Album anniversary tours are fun because you get to revisit a classic for the night but they are also not fun because they remind you how old you are. Take Interpol’s upcoming Antics tour, for example, celebrating the 20th anniversary of a dynamic indie-rock cracker that feels like it only came out yesterday but did not only come out yesterday. It came out in 2004, which is why Interpol are embarking on a 20th anniversary tour of it. It all makes sense now.
In an interview with The New Cue published tomorrow (Monday 21 October), frontman Paul Banks said he was mentally prepped for the upcoming deep-dive into the past. “We’ve done a couple of these shows already, so I know the drill,” he said. “There seems to be a lot of exciting and there’s interesting nostalgia components, because you just don’t feel that much time has passed. But I recognise there’s a whole new generation of people experiencing that record for the first time.”

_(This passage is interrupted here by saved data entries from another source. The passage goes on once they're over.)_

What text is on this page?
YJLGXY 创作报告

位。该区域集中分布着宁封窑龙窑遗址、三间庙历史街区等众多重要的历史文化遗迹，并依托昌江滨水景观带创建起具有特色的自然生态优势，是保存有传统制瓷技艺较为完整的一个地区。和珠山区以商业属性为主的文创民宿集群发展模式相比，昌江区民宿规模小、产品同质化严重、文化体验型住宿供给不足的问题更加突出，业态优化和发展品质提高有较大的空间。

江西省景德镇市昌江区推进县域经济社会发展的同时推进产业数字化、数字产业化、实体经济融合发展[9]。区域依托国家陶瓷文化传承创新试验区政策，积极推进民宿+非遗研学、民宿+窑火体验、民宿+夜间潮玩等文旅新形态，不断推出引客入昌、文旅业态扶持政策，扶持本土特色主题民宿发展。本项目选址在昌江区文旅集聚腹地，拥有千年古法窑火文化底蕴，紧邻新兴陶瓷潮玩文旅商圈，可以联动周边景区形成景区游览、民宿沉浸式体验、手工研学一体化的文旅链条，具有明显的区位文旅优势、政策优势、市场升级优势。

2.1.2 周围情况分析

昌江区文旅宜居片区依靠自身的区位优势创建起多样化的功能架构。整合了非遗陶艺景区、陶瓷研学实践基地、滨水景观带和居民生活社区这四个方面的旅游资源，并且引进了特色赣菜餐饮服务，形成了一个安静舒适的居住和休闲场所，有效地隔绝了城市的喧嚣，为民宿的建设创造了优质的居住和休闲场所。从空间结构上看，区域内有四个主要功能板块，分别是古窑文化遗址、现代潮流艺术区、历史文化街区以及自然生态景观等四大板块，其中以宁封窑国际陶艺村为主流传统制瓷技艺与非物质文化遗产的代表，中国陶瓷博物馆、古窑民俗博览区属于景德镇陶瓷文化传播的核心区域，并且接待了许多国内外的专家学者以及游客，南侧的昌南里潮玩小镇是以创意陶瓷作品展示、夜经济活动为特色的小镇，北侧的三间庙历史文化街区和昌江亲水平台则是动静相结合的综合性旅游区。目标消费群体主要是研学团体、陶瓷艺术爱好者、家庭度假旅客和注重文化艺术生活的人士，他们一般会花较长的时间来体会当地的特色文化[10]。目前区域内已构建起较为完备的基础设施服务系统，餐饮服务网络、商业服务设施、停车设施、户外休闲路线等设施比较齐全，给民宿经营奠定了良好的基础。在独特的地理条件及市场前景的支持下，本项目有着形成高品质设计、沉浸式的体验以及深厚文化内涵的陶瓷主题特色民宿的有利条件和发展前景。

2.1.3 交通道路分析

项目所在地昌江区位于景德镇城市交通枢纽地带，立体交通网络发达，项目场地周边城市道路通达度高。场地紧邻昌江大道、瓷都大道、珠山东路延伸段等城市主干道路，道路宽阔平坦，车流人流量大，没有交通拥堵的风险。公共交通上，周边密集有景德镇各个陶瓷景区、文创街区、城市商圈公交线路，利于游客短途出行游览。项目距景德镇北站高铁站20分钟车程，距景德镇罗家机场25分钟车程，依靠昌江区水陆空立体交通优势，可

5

Playing a whole record in sequence live requires a little recalibration around how you approach the live show, the Essex-born Banks said. “It does a little bit, because when you sequence a record, it’s not necessarily how you would sequence the ebb and flow and excitement of a live concert,” he stated. “It’s like preparing to view it like that, like a presentation, and you’re trying to honour the source material and the flow inherent in that sequence and transfer it from the personal listening experience to the stage. But I do think mentally you have to prepare for where you might normally put an up-tempo song, now it’s the moment on the record where the denouement is happening so things get a little chiller than you might often do in a live show otherwise. You have to go into it with a prepared headspace to accommodate that adjusted arc.”
The Antics tour, which some hilarious wag (me) suggested on X should’ve been titled the Antics Roadshow, begins in Copenhagen this week, reaching British shores at the beginning of November.